Yang lebih mengagetkan lagi ialah bahwa tulisan-tulisan Soekarno sendiri, yang merupakan sastra politik yang sangat bernilai tidak dipelajari – sampai sekarang. Sering baru-baru ini, menjelang 17 Agustus, saya bertanya pada mahasiswa atau mantan mahasiswa: tulisan mana dari Soekarno yang sudah Anda baca? Jawabannya dalam 99% kasus ialah: belum pernah membaca sebuah tulisan apa pun. Nasionalisme, Islam dan Marxisme ? Belum. Indonesia Menggugat ? Belum. Di perpustakaan sekolah tidak ada. Di perpustakaan universitas juga tidak ada. Memang dilarang, sehingga hilang.
Dengan larangan-larangan seperti ini, bukan hanya aliran kiri yang tertindas sampai hilang. Tetapi sejarah itu sendiri dihilangkan. Siapa yang masih membaca tulisan Bung Hatta, Mohammed Natsir dan lain-lain. Siapa yang bisa mengerti kedudukan pikiran Natsir, Hatta, Sutan Syahrir dan lain-lain, kalau pertarungan antar-ide juga tidak diikuti.
Dan dengan sejarah yang hilang, 17 Agustus juga hilang: pencapaian revolusi nasional dalam bidang sastra dan politik dimatikan.
Sebenarnya proses menghilangkan sebuah bagian dari warisan khazanah sastra revolusi nasional bukan saja berlaku untuk periode revolusi nasional dan nation-building 1950-1965. Apakah karya sastra Mas Marko atau Haji Misbach masuk dalam mata pelajaran sastra dan sejarah Indonesia, sastra revolusi nasional dari periode perlawanan terhadap kolonialisme.

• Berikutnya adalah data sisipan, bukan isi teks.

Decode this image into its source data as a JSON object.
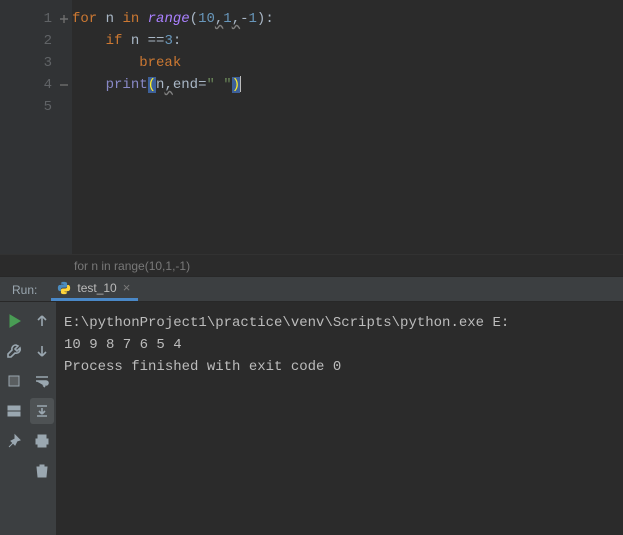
{
  "editor": {
    "lines": [
      "1",
      "2",
      "3",
      "4",
      "5"
    ],
    "code": {
      "l1": {
        "kw1": "for",
        "var": " n ",
        "kw2": "in",
        "sp": " ",
        "fn": "range",
        "lp": "(",
        "a1": "10",
        "c1": ",",
        "a2": "1",
        "c2": ",",
        "a3": "-",
        "a3b": "1",
        "rp": ")",
        "colon": ":"
      },
      "l2": {
        "kw": "if",
        "rest": " n ==",
        "num": "3",
        "colon": ":"
      },
      "l3": {
        "kw": "break"
      },
      "l4": {
        "fn": "print",
        "lp": "(",
        "arg": "n",
        "c": ",",
        "kw": "end",
        "eq": "=",
        "str": "\" \"",
        "rp": ")"
      }
    }
  },
  "breadcrumb": "for n in range(10,1,-1)",
  "run": {
    "label": "Run:",
    "tab": "test_10",
    "tabClose": "×"
  },
  "console": {
    "l1": "E:\\pythonProject1\\practice\\venv\\Scripts\\python.exe E:",
    "l2": "10 9 8 7 6 5 4",
    "l3": "Process finished with exit code 0"
  }
}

Tetapi sangat sulit mematikan dinamika budaya sebuah masyarakat secara total. Orde Baru, yang memukul mundur revolusi nasional dengan penindasannya terhadap unsur ”merdeka” dalam Indonesia Merdeka, juga merangsang perlawanan. Banyak contohnya. Penyanyi-penyanyi pengamen yang mempertahankan kemampuan sindiran, begitu juga dalang-dalang pembangkang yang masih mau mempersembahkan lakon-lakon wayang Wisanggeni, misalnya. Atau pelawak-pelawak ludruk penyindir, dan seniman-seniman rakyat sejenisnya yang tak pernah bisa dibisukan.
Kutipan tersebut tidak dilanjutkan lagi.